Anomalies Yet to Come: The future of anomaly detection
So far, we have looked at how we come to understand and define anomalies, and some of ways the process can become more complex or confounded. The future, it seems, has some additional surprises for us to consider in the form of emerging technologies and behaviors that will produce new types of anomalies tomorrow.
One such example is quantum computing. In traditional digital computing, information is stored in bits, which can be either zero or one. In quantum computing, information is stored in qubits, which can essentially be anything between zero and one (including complex numbers). In the quantum computers of today, qubits are funny things. Quantum algorithms are not useful for all types of problems, but a certain set of problems are very promising. How would we understand an anomaly in data that itself can only be understood in complex, often probabilistic modalities? How do we see something unusual in a set of data that is… all unusual? This explanation is intentionally over-simplified, but even at that it seems clear that quantum anomaly detection will require some new vocabulary and process that is not done cooking in modern computer science.

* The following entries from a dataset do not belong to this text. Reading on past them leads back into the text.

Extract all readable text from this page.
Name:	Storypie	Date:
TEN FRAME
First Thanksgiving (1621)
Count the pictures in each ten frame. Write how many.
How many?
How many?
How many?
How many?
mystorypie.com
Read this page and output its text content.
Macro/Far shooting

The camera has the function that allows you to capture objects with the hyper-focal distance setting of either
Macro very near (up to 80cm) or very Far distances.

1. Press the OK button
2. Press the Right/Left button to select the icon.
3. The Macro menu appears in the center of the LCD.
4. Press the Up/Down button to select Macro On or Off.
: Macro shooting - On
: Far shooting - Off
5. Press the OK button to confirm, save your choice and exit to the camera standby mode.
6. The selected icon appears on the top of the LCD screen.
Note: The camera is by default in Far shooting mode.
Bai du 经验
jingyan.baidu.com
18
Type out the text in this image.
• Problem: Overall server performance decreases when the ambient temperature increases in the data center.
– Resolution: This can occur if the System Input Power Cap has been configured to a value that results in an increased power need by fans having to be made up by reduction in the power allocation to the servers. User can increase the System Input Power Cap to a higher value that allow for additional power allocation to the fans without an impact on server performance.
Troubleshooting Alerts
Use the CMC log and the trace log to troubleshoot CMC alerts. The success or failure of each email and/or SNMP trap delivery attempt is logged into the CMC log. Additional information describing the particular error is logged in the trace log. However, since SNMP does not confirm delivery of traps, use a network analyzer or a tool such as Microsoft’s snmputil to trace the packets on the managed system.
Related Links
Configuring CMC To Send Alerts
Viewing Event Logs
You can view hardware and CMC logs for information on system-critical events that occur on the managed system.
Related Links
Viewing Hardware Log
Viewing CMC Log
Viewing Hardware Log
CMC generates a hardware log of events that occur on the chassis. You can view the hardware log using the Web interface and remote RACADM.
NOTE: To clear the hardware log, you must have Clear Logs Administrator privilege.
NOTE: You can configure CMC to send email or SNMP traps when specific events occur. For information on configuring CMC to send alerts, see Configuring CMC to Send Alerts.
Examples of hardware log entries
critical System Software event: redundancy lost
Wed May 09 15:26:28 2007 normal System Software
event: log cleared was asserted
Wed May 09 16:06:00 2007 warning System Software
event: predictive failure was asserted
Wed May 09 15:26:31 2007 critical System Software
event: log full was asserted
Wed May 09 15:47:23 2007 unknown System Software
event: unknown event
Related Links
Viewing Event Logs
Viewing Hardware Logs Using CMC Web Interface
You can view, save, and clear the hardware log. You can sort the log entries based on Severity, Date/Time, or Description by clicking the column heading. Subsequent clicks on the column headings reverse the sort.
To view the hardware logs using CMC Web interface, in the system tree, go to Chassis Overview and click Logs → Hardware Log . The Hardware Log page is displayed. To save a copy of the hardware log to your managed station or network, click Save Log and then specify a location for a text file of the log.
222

We will need to think differently, to behave differently, as we consider where to focus on the data that is produced by the quantum-enabled environments of the future.
Another more discrete example of future anomalies comes from the Internet of Things (IoT). Today, IoT devices largely talk back to applications that either control them or receive data. Anomaly detection is much as described above. In the future, as IoT becomes more autonomous, more self-discovering, and more performant, anomaly detection may only be possible by observing a rapidly changing system. Much like understanding illness in a living organism, anomaly detection in future IoT may require understanding of signs and symptoms, and clinical interventions to understand the best treatments.
New technologies and behaviors are rapidly changing the field of advanced anomaly detection. The methods and understanding must continue to advance in ways that we do not yet fully comprehend. This field is a new frontier for Computer and Data Science.
Anomalies are a critical part of the future of understanding our mounting data and our rapidly changing environment. As we continue to produce data at a rate that is arguably unmeasurable, we must think about how we know what is different, unusual, or suspect. Our future depends on our ability to learn new ways of understanding the data we create and how we use it.